Looking at the underlying data, however, reveals that New Zealand’s labor situation is not as dismal as the headline figures would have you believe. The participation rate actually jumped from 69.4% in the previous quarter to an all-time high of 69.6%, as approximately 19,000 folks returned to the labor force to resume their job hunt. This explains the lack of improvement in the unemployment rate, as the 16,000 increase in hiring was spread out over a larger labor force, and reflects a pickup in confidence in the job market.
Breaking the hiring gains down by sector shows that the construction industry contributed the most, as employment grew by 23,000 and accounted for almost a third of the total jobs growth in the entire nation. A record increase in immigration has also been responsible for filling in most of the positions and job opportunities available during the first quarter.
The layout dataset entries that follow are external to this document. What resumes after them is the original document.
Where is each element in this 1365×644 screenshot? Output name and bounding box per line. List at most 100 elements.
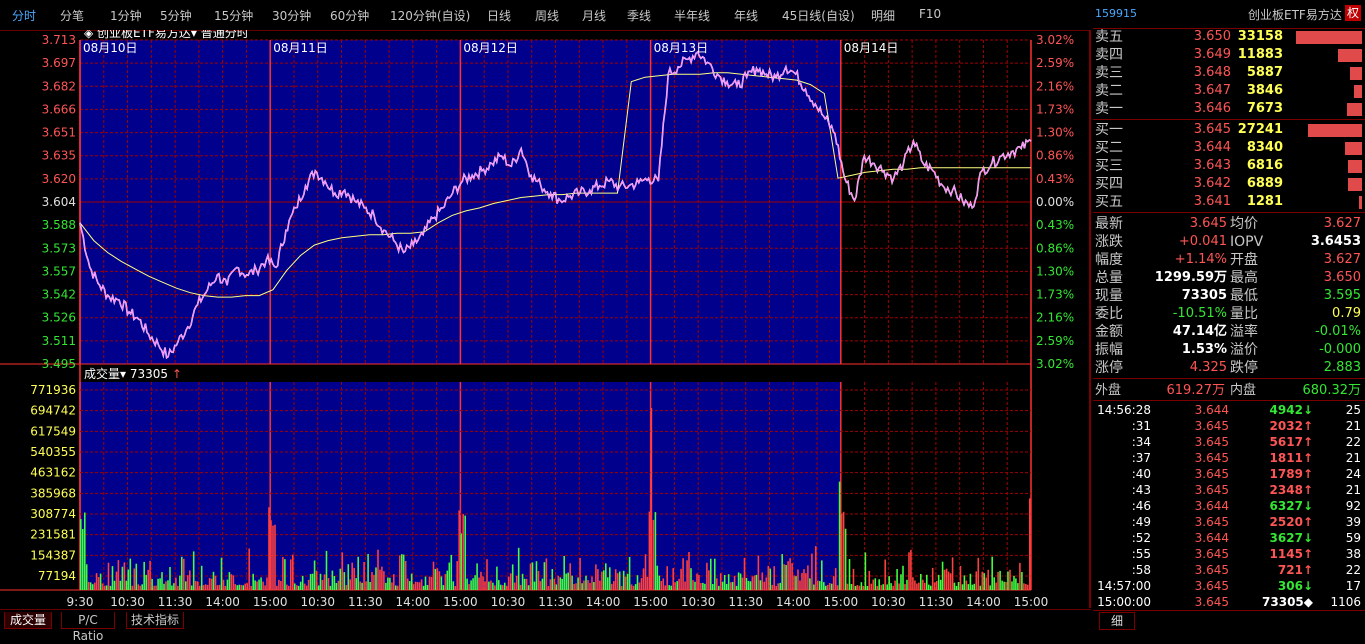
tick-row-3[interactable]: :37 3.645 1811↑ 21	[1093, 450, 1365, 466]
ask-row-2[interactable]: 卖三 3.648 5887	[1093, 64, 1365, 82]
volume-bar	[185, 581, 187, 590]
ask-volume-bar	[1347, 103, 1362, 116]
tick-row-10[interactable]: :58 3.645 721↑ 22	[1093, 562, 1365, 578]
tick-volume-value: 721	[1277, 563, 1303, 577]
tab-8[interactable]: 日线	[487, 7, 511, 24]
volume-bar	[779, 582, 781, 590]
tab-0[interactable]: 分时	[12, 7, 36, 24]
tick-row-1[interactable]: :31 3.645 2032↑ 21	[1093, 418, 1365, 434]
volume-bar	[801, 572, 803, 590]
volume-bar	[815, 546, 817, 590]
tick-volume: 4942↓	[1270, 402, 1313, 418]
tab-9[interactable]: 周线	[535, 7, 559, 24]
volume-bar	[993, 577, 995, 590]
tick-row-2[interactable]: :34 3.645 5617↑ 22	[1093, 434, 1365, 450]
price-tick-label: 3.588	[42, 218, 76, 232]
volume-bar	[488, 581, 490, 590]
volume-bar	[506, 585, 508, 590]
volume-tick-label: 771936	[30, 383, 76, 397]
tick-row-12[interactable]: 15:00:00 3.645 73305◆ 1106	[1093, 594, 1365, 610]
bid-row-0[interactable]: 买一 3.645 27241	[1093, 121, 1365, 139]
volume-bar	[192, 551, 195, 590]
volume-bar	[515, 575, 518, 590]
bid-row-2[interactable]: 买三 3.643 6816	[1093, 157, 1365, 175]
tick-time: :46	[1131, 499, 1151, 513]
bid-row-1[interactable]: 买二 3.644 8340	[1093, 139, 1365, 157]
tab-1[interactable]: 分笔	[60, 7, 84, 24]
volume-bar	[761, 572, 764, 590]
tick-row-6[interactable]: :46 3.644 6327↓ 92	[1093, 498, 1365, 514]
tick-row-5[interactable]: :43 3.645 2348↑ 21	[1093, 482, 1365, 498]
volume-bar	[832, 576, 835, 590]
tick-arrow: ↑	[1302, 483, 1313, 497]
tab-7[interactable]: 120分钟(自设)	[390, 7, 470, 24]
volume-bar	[214, 575, 217, 590]
volume-bar	[416, 582, 419, 590]
tab-4[interactable]: 15分钟	[214, 7, 253, 24]
volume-bar	[696, 573, 698, 590]
tab-11[interactable]: 季线	[627, 7, 651, 24]
bid-row-3[interactable]: 买四 3.642 6889	[1093, 175, 1365, 193]
bottom-tab-1[interactable]: P/C Ratio	[61, 612, 115, 643]
tick-row-4[interactable]: :40 3.645 1789↑ 24	[1093, 466, 1365, 482]
tab-5[interactable]: 30分钟	[272, 7, 311, 24]
pct-tick-label: 0.86%	[1036, 149, 1074, 163]
tab-10[interactable]: 月线	[582, 7, 606, 24]
ask-row-3[interactable]: 卖二 3.647 3846	[1093, 82, 1365, 100]
stat-value: 3.6453	[1310, 234, 1361, 249]
tab-12[interactable]: 半年线	[674, 7, 710, 24]
volume-bar	[202, 585, 205, 590]
volume-bar	[494, 585, 496, 590]
volume-bar	[163, 583, 165, 590]
bid-volume-bar	[1348, 160, 1362, 173]
tick-arrow: ↓	[1302, 403, 1313, 417]
tick-arrow: ↑	[1302, 435, 1313, 449]
tab-3[interactable]: 5分钟	[160, 7, 192, 24]
pct-tick-label: 0.43%	[1036, 172, 1074, 186]
rights-badge[interactable]: 权	[1345, 5, 1361, 21]
volume-bar	[634, 584, 637, 590]
price-tick-label: 3.511	[42, 334, 76, 348]
volume-bar	[880, 585, 882, 590]
volume-bar	[559, 577, 562, 590]
volume-bar	[575, 583, 577, 590]
volume-bar	[809, 578, 811, 590]
detail-tab[interactable]: 细	[1099, 612, 1135, 630]
tab-6[interactable]: 60分钟	[330, 7, 369, 24]
volume-bar	[971, 584, 974, 590]
tick-row-9[interactable]: :55 3.645 1145↑ 38	[1093, 546, 1365, 562]
tab-2[interactable]: 1分钟	[110, 7, 142, 24]
tick-row-0[interactable]: 14:56:28 3.644 4942↓ 25	[1093, 402, 1365, 418]
volume-bar	[123, 562, 126, 590]
ask-row-1[interactable]: 卖四 3.649 11883	[1093, 46, 1365, 64]
price-tick-label: 3.542	[42, 288, 76, 302]
tab-15[interactable]: 明细	[871, 7, 895, 24]
volume-bar	[945, 568, 948, 590]
bottom-tab-0[interactable]: 成交量	[4, 612, 52, 629]
bid-row-4[interactable]: 买五 3.641 1281	[1093, 193, 1365, 211]
ask-volume-bar	[1338, 49, 1362, 62]
tab-14[interactable]: 45日线(自设)	[782, 7, 855, 24]
tick-row-7[interactable]: :49 3.645 2520↑ 39	[1093, 514, 1365, 530]
volume-bar	[226, 579, 229, 590]
tab-16[interactable]: F10	[919, 7, 941, 21]
ask-row-0[interactable]: 卖五 3.650 33158	[1093, 28, 1365, 46]
volume-bar	[666, 566, 668, 590]
volume-bar	[787, 561, 789, 590]
ask-row-4[interactable]: 卖一 3.646 7673	[1093, 100, 1365, 118]
volume-bar	[714, 558, 716, 590]
pct-tick-label: 0.86%	[1036, 241, 1074, 255]
tick-row-11[interactable]: 14:57:00 3.645 306↓ 17	[1093, 578, 1365, 594]
ask-bid-separator	[1093, 119, 1365, 120]
volume-bar	[579, 558, 581, 590]
intraday-chart[interactable]: 3.713 3.697 3.682 3.666 3.651 3.635 3.620 3.604…	[0, 25, 1089, 609]
volume-bar	[581, 583, 583, 590]
bottom-tab-2[interactable]: 技术指标	[126, 612, 184, 629]
volume-bar	[914, 580, 916, 590]
tick-row-8[interactable]: :52 3.644 3627↓ 59	[1093, 530, 1365, 546]
volume-bar	[1005, 582, 1007, 590]
volume-bar	[262, 581, 264, 590]
volume-bar	[616, 573, 619, 590]
volume-bar	[941, 561, 944, 590]
tab-13[interactable]: 年线	[734, 7, 758, 24]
Full-time employment also accelerated during the period, accounting for roughly 11,000 positions, while part-time hiring was mostly flat.
When it comes to wages, salary growth was a tad weaker than expected. The labor cost index indicated a 0.3% uptick in ordinary time wages for Q1, lower than the projected 0.4% increase and the previous period’s 0.5% gain. With that, wage inflation remains safely above New Zealand’s annual CPI of 0.1%, ensuring that consumer spending could stay supported.
Some forex market analysts actually pared their RBNZ rate cut expectations after the jobs release, as the headline figures may have come in weaker than expected but not bad enough to warrant easing. After all, RBNZ Governor Wheeler clarified that they could lower interest rates if the slowdown in inflation starts dragging wages down. For JPMorgan Chase & Co. senior economist Ben Jarman, it’s still reasonable to expect that the RBNZ will just keep monetary policy on hold for the rest of the year.
Nonetheless, many still believe that the RBNZ will not hesitate to pull the trigger in their next policy statement, with hotshot experts over at Deutsche Bank AG seeing a stronger case for a rate cut thanks to the bleak jobs report. Analysts at ASB Bank Ltd. are even predicting two rate cuts this year, one in September and another in October, as the downbeat jobs situation could spur a prolonged economic downturn.